In September 1991, Hasegawa took a position of Professor of Communications Engineering in the Faculty of Engineering at Osaka University and started a new group of optical soliton based communication systems. He established international as well as domestic research groups that concentrated on ultra-high speed communications based on optical solitons. The group successfully demonstrated soliton based, all-optical ultra high speed communication over inter-continental distances. A student during this period, Toshihiko Hirooka now works as a professor at Tohoku University.

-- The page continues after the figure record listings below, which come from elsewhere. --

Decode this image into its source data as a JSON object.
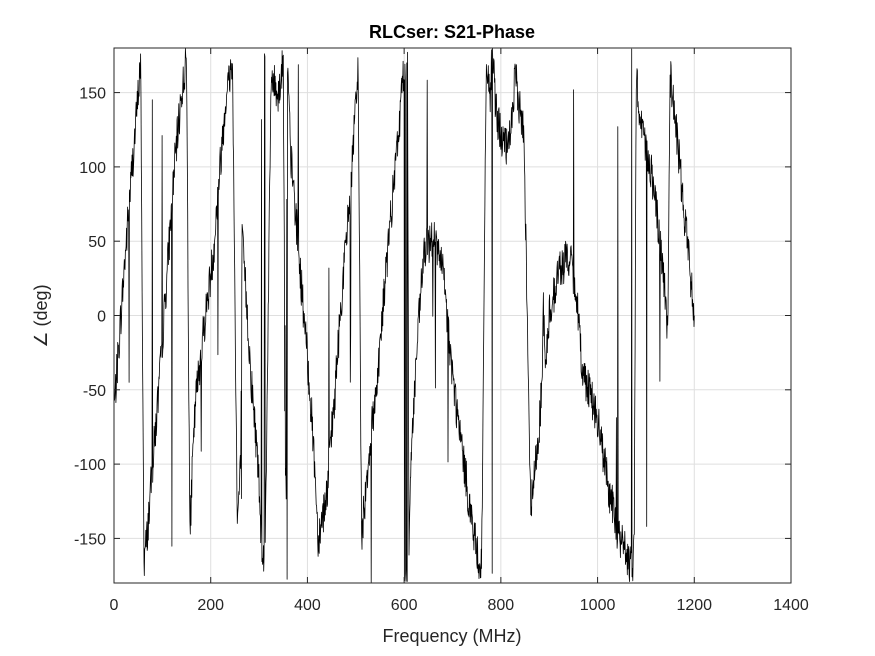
{
  "chart_data": {
    "type": "line",
    "title": "RLCser: S21-Phase",
    "xlabel": "Frequency (MHz)",
    "ylabel": "∠ (deg)",
    "xlim": [
      0,
      1400
    ],
    "ylim": [
      -180,
      180
    ],
    "xticks": [
      0,
      200,
      400,
      600,
      800,
      1000,
      1200,
      1400
    ],
    "yticks": [
      -150,
      -100,
      -50,
      0,
      50,
      100,
      150
    ],
    "grid": true,
    "box": true,
    "line_color": "#000000",
    "grid_color": "#dfdfdf",
    "axis_color": "#262626",
    "series": [
      {
        "noise_deg": 14,
        "x": [
          1,
          10,
          22,
          35,
          48,
          55,
          62,
          68,
          80,
          95,
          110,
          125,
          140,
          150,
          157,
          160,
          168,
          185,
          205,
          218,
          232,
          245,
          255,
          262,
          265,
          272,
          283,
          298,
          305,
          312,
          325,
          340,
          350,
          356,
          358,
          365,
          385,
          405,
          415,
          422,
          440,
          455,
          470,
          488,
          500,
          505,
          512,
          525,
          545,
          565,
          585,
          600,
          607,
          610,
          615,
          625,
          640,
          660,
          680,
          700,
          715,
          728,
          745,
          760,
          770,
          778,
          782,
          790,
          800,
          815,
          830,
          848,
          862,
          875,
          885,
          888,
          892,
          900,
          920,
          940,
          955,
          962,
          970,
          985,
          1005,
          1025,
          1045,
          1060,
          1072,
          1076,
          1080,
          1090,
          1110,
          1125,
          1138,
          1145,
          1150,
          1155,
          1170,
          1185,
          1198,
          1200
        ],
        "y": [
          -60,
          -20,
          35,
          90,
          140,
          172,
          -165,
          -150,
          -100,
          -40,
          30,
          100,
          150,
          172,
          -150,
          -120,
          -60,
          -10,
          40,
          95,
          150,
          170,
          -140,
          -100,
          50,
          20,
          -40,
          -100,
          -150,
          -175,
          160,
          150,
          170,
          -130,
          175,
          110,
          30,
          -50,
          -100,
          -150,
          -120,
          -60,
          10,
          80,
          140,
          165,
          -150,
          -100,
          -40,
          40,
          110,
          170,
          178,
          -150,
          -90,
          -30,
          40,
          55,
          30,
          -40,
          -80,
          -110,
          -150,
          -172,
          170,
          150,
          175,
          140,
          120,
          110,
          160,
          120,
          -130,
          -90,
          -50,
          10,
          -40,
          0,
          30,
          40,
          20,
          -10,
          -40,
          -50,
          -80,
          -120,
          -150,
          -160,
          -175,
          -140,
          160,
          130,
          100,
          60,
          20,
          -10,
          160,
          150,
          100,
          50,
          10,
          0
        ]
      }
    ]
  }
}
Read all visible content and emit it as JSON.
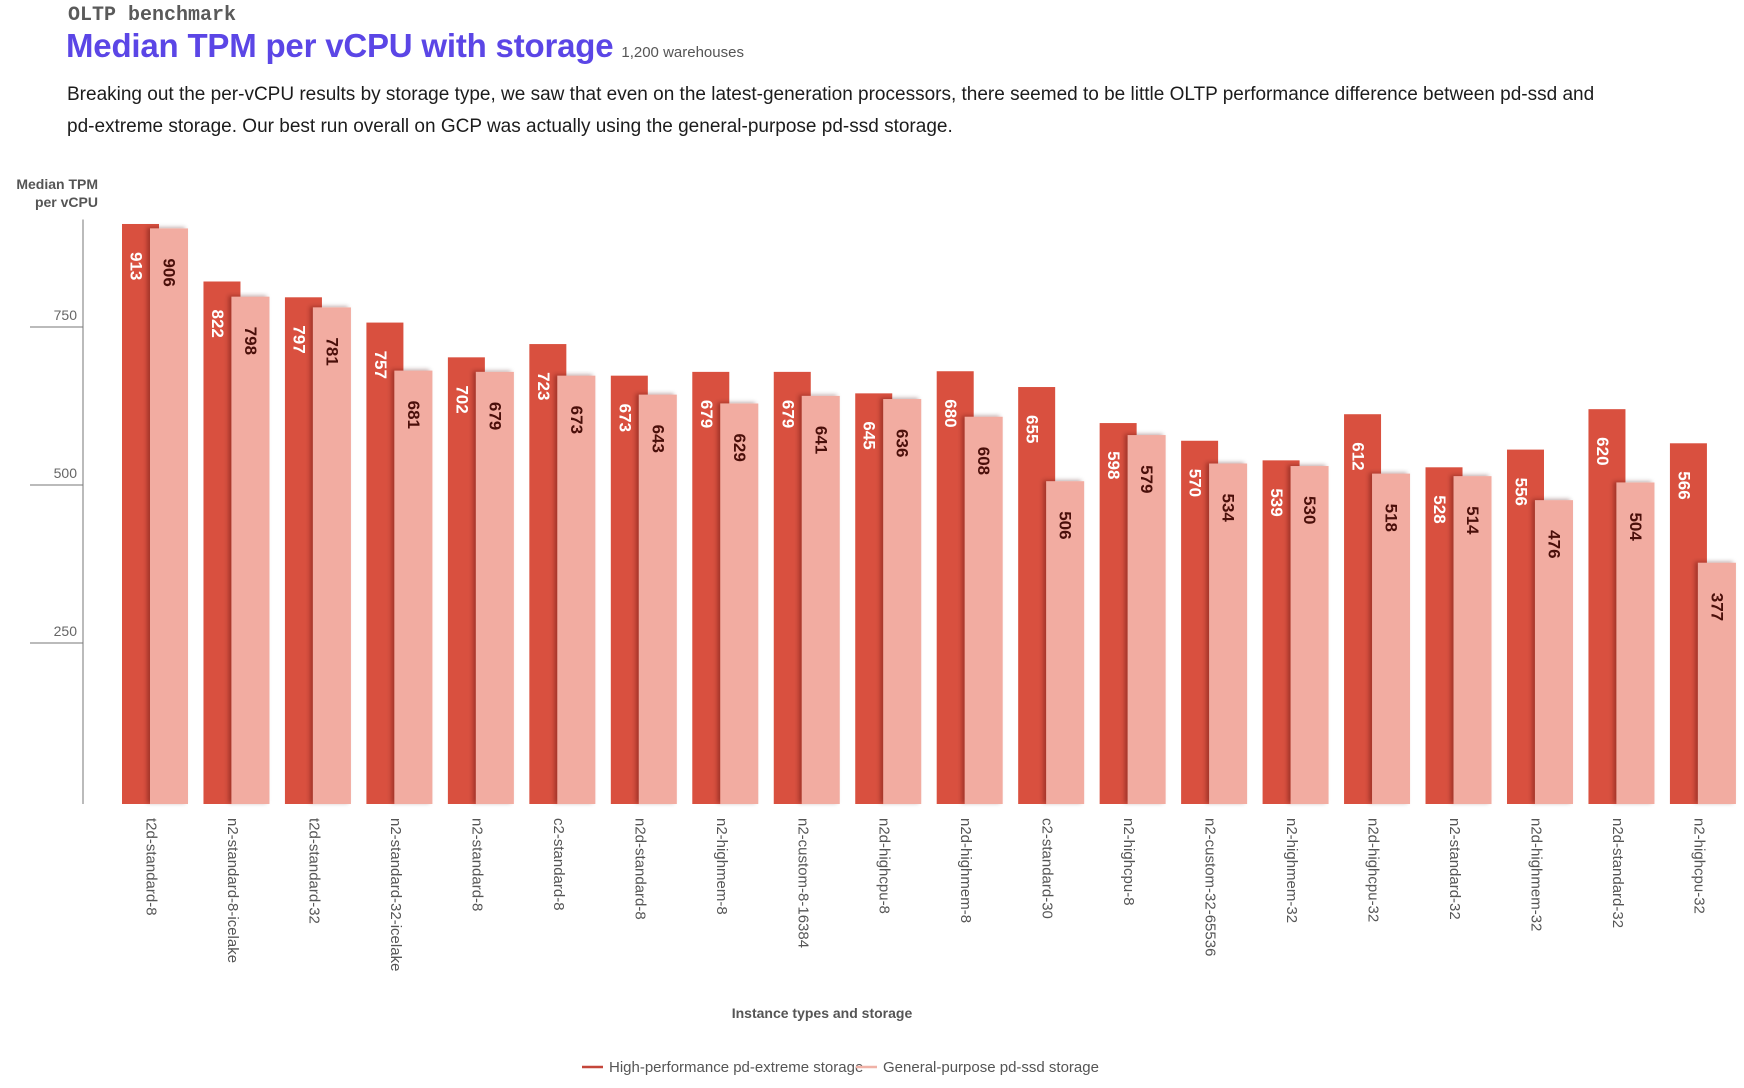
{
  "header": {
    "eyebrow": "OLTP benchmark",
    "title": "Median TPM per vCPU with storage",
    "subtitle": "1,200 warehouses",
    "description": "Breaking out the per-vCPU results by storage type, we saw that even on the latest-generation processors, there seemed to be little OLTP performance difference between pd-ssd and pd-extreme storage. Our best run overall on GCP was actually using the general-purpose pd-ssd storage."
  },
  "colors": {
    "accent": "#5b46e6",
    "label_on_dark": "#ffffff",
    "label_on_light": "#4a0f0a",
    "axis": "#777777"
  },
  "chart_data": {
    "type": "bar",
    "title": "Median TPM per vCPU with storage",
    "subtitle": "1,200 warehouses",
    "xlabel": "Instance types and storage",
    "ylabel": "Median TPM per vCPU",
    "ylim": [
      0,
      920
    ],
    "yticks": [
      250,
      500,
      750
    ],
    "grid": false,
    "legend": "bottom-center",
    "categories": [
      "t2d-standard-8",
      "n2-standard-8-icelake",
      "t2d-standard-32",
      "n2-standard-32-icelake",
      "n2-standard-8",
      "c2-standard-8",
      "n2d-standard-8",
      "n2-highmem-8",
      "n2-custom-8-16384",
      "n2d-highcpu-8",
      "n2d-highmem-8",
      "c2-standard-30",
      "n2-highcpu-8",
      "n2-custom-32-65536",
      "n2-highmem-32",
      "n2d-highcpu-32",
      "n2-standard-32",
      "n2d-highmem-32",
      "n2d-standard-32",
      "n2-highcpu-32"
    ],
    "series": [
      {
        "name": "High-performance pd-extreme  storage",
        "color": "#d9503f",
        "legend_color": "#c4463a",
        "values": [
          913,
          822,
          797,
          757,
          702,
          723,
          673,
          679,
          679,
          645,
          680,
          655,
          598,
          570,
          539,
          612,
          528,
          556,
          620,
          566
        ]
      },
      {
        "name": "General-purpose pd-ssd storage",
        "color": "#f2aca1",
        "legend_color": "#f0b2a7",
        "values": [
          906,
          798,
          781,
          681,
          679,
          673,
          643,
          629,
          641,
          636,
          608,
          506,
          579,
          534,
          530,
          518,
          514,
          476,
          504,
          377
        ]
      }
    ]
  }
}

After retirement, Hasegawa proposed two important concepts in fusion devices. One is the idea that a fusion device operates as a power amplifier rather than as a reactor. Here, the device operates with the help of continuous injection of electromagnetic power that provides negentropy which maintains the desirable plasma pressure profile. The other is the concept of chiral asymmetry of vortices generated in plasma turbulence where vortices having positive (negative) core charge tends to expand (to shrink) which is essential in the formation of proper zonal flow for plasma confinement.

== Honors and awards ==
Hasegawa was a Fellow of IEEE and the American Physical Society. Internationally, he was recognized as a recipient of the 1991 Rank Prize (British), 1995 Moet Hennessy, Louis Vuitton Da Vinci of Excellence Prize (French), 1999 IEEE/LEOS Quantum Electronics Award, and the 2000 James Clerk Maxwell Prize for Plasma Physics of the American Physical Society. In his citation, his innovative discoveries and fundamental contributions to the theory of turbulence of nonlinear drift waves, the spread of Alfvén waves in the laboratory and in space plasma, as well as optical solitons and their application in telecommunications were highlighted. He also shared with Kuniaki Mima and Pat Diamond the 2011 European Physical Society Hannes Alfvén Prize.

Domestically, Hasegawa received several awards including, the 1996 C&C Prize, 1996 Achievement Prize of the Institute of Electronics, Information and Communication Engineers (Japan), 1993 Shida Rinzaburo Prize (Japanese Ministry of Post and Telecommunications) and the 1995 Hattori (Seiko) Houkou Prize. He received the 2008 Japan Academy Prize and in 2010 The Order of the Sacred Treasure, Gold Rays with Neck Ribbon from the Japanese Emperor.